Sampai akhirnya, apa yang ditakutkan oleh Wira pada akhirnya menjadi kenyataan.

Tak pernah terbayangkan olehnya bahwa beberapa saat ke depan nanti, takdir menggiring Wira untuk ....

.... memuntahkan timah panas ke bilik jantung si geulis yang begitu dicintainya.

****

~Suatu malam di sebuah kedai es krim Jalan Braga, Bandung~

~September 1965~

"ORGANISASI ITU?!" Wira tersadar bahwa detakan jantungnya belum berhenti. Rupanya hanya kacau, tidak sampai berhenti. Baguslah kalau begitu. Meski entah dia sendiri tak tahu apakah dirinya harus bersyukur atau tidak.

Atin mengangguk. Dia tampak antusias sekali menceritakan sepak terjangnya saat ini. Dia yakin pula bahwa Wira juga akan bangga pada apa yang telah dia lakukan saat ini.

"Neng, keluar dari keanggotaan organisasi seniman itu! Akang dengar dari senior, organisasi itu bagian dari sesuatu yang terlarang!"

"Sesuatu yang terlarang bagaimana atuh, Kang?" Atin tentu saja tak mengerti.

"Pa, partai terlarang!" tegas Wira.

"Kang! Kata senior Neng di organisasi itu, justru tentara yang sudah terpengaruh kapitalis," terang Atin yang mulai berhipotesis, "Kalau nanti lulus dan menjadi birokrat, Akang teh jangan jadi kaum kapitalis yang suka keliling dunia dan main golf!"

"Jangan Neng dengarkeun senior Neng! Fitnah!" Wira menggeleng-gelengkan kepala. "Lagipula, memangnya kenapa atuh kalau main golf? Itu kan olahraga.
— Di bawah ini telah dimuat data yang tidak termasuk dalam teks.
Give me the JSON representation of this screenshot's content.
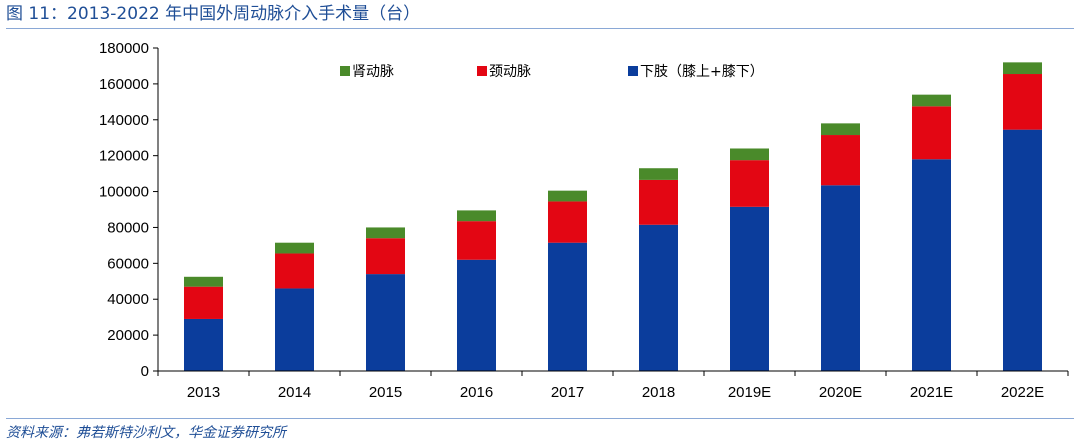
{
  "header": {
    "title": "图 11：2013-2022 年中国外周动脉介入手术量（台）"
  },
  "footer": {
    "source": "资料来源：弗若斯特沙利文，华金证券研究所"
  },
  "chart_data": {
    "type": "bar",
    "stacked": true,
    "categories": [
      "2013",
      "2014",
      "2015",
      "2016",
      "2017",
      "2018",
      "2019E",
      "2020E",
      "2021E",
      "2022E"
    ],
    "series": [
      {
        "name": "下肢（膝上+膝下）",
        "color": "#0b3d9c",
        "values": [
          29000,
          46000,
          54000,
          62000,
          71500,
          81500,
          91500,
          103500,
          118000,
          134500
        ]
      },
      {
        "name": "颈动脉",
        "color": "#e30613",
        "values": [
          18000,
          19500,
          20000,
          21500,
          23000,
          25000,
          26000,
          28000,
          29500,
          31000
        ]
      },
      {
        "name": "肾动脉",
        "color": "#4a8a2a",
        "values": [
          5500,
          6000,
          6000,
          6000,
          6000,
          6500,
          6500,
          6500,
          6500,
          6500
        ]
      }
    ],
    "legend_order": [
      2,
      1,
      0
    ],
    "ylim": [
      0,
      180000
    ],
    "yticks": [
      0,
      20000,
      40000,
      60000,
      80000,
      100000,
      120000,
      140000,
      160000,
      180000
    ],
    "grid": false,
    "legend_position": "top"
  }
}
Selama mampu, laksanakan saja, atuh,"

"Akang tak mendukung impian Neng untuk jadi penulis!" Atin malah salah tangkap dengan sikap Wira.

"Akang teh tak mempermasalahkeun cita-cita menulis Neng, tapi organisasina!" Wira berusaha menerangkan maksud dari apa yang dikatakan kepada Atin.

"Memangnya kenapa atuh dengan organisasina?" Atin benar-benar keras kepala.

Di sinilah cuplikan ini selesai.